As supply chain and freight issues continued, Tacata told WWD that she’s seen material options available in stock dwindle while increasing costs — a huge problem since founders of small businesses are typically limited by capital and network.

“Our cross-functional team has extensive experience in the corporate fashion industry, providing our clients with the global expertise and access needed for small brands to launch successfully and for established brands to grow with success,” Tacata said. “Stateless stays ahead of industry-wide challenges while continuing to foster good relationships with reputable vendors and agencies so our customers get the attention and priority they deserve. might not have themselves. We also consult along the way so our customers learn the ins and outs of product development and production. In these turbulent times, we know how to troubleshoot and pivot strategies so that any new obstacles are not fatal. »

Meanwhile, Tacata told WWD during the pandemic that she’s also seen emerging brands struggle as they emphasize wholesale as a strategy to build brand equity aimed at focusing on its core business of direct-to-consumer sales.

“This means that they are developing products with margins intended for d-to-c, but with a willingness to sacrifice those margins for the wholesale market. Due to the high barrier to entry for large retailers, emerging brands are increasingly working with hyper-local stores to reach a new market,” Tacata said. “Often these local brick-and-mortar retailers don’t specialize in selling apparel, but have expanded their offerings as part of a post-pandemic recovery strategy.”

“Without a vast network of strategic and creative expertise and significant start-up capital, it is extremely difficult to launch an apparel brand,” Tacata said. “Our goal with the incubator is to reduce this barrier to entry for entrepreneurs as much as possible. We want to give founders who are passionate about their missions a place to turn – a place where they have the opportunity to succeed and bring meaningful brands to market.

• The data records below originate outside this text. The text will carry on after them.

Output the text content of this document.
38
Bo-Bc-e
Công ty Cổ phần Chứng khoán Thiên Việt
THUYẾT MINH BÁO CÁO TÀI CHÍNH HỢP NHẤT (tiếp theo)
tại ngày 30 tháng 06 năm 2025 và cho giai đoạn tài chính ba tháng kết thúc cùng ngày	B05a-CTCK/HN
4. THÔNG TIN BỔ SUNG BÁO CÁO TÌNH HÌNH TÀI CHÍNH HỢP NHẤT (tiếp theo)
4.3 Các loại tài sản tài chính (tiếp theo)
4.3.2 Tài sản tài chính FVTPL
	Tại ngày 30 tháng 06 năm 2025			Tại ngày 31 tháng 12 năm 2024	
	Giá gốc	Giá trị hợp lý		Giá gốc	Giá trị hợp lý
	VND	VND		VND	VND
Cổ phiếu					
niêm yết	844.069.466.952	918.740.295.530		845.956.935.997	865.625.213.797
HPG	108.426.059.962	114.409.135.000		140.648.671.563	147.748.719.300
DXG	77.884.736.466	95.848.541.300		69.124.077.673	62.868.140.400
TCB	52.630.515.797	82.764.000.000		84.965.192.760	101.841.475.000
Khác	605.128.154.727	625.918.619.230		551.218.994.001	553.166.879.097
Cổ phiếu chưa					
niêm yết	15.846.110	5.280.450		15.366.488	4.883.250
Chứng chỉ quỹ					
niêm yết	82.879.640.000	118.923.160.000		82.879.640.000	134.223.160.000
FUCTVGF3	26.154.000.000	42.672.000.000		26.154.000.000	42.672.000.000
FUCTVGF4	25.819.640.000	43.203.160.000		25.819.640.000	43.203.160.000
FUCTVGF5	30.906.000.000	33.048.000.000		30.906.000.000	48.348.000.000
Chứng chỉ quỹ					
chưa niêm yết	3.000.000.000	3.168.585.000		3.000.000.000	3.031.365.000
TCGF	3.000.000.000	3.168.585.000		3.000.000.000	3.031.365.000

At the same time, Tacata said the market has seen notable changes over the past two years. While initially Stateless Group saw a majority of emerging brands in loungewear, sportswear and outdoor space enter the market due to the lifestyle paradigm shift, in 2021 it will There was a shift towards brands that aimed to anticipate the market needs of a post-pandemic world.

And looking at entrepreneurs, Tacata said, “There has been a tendency to emphasize the brand story, showcasing the founder’s own human experience through the product, attempts at differentiation through a innovative product based on singular or small capsules and travel clothes. Additionally, a nod to eco-consciousness and sustainability has become the norm, not a differentiator. As we court approximately 15 emerging apparel brands per week, we get unique and special insight into how the market is changing and how entrepreneurs are simultaneously guiding and responding to that change.

Notably, through its incubator program, Stateless will focus on collaborative experiences and services for growth. Selected incubator candidates will have access to Stateless Group’s ecosystem of leading service providers, structured programs and a network of resources to make their brands work.

Resources include brand and product design/development, production management, access to a global network of manufacturers, marketing, public relations, business mentoring and capital strategy.

The Incubator Program includes a First Look Agreement with Neiman Marcus Group where members of the Neiman Marcus Merchant Team will be available to review an entrepreneur’s line and provide feedback.

Other partnerships include Investable for capital strategy, Squareshot for product photography, Forte for photo and video productions, Bella + Canvas for product support, Fifty Six for e-commerce and digital marketing, and Small Girls PR for public relations.

Long-term, the company’s vision is to build a diverse team of mission-driven brands that can fuel each other and help evolve the fashion industry.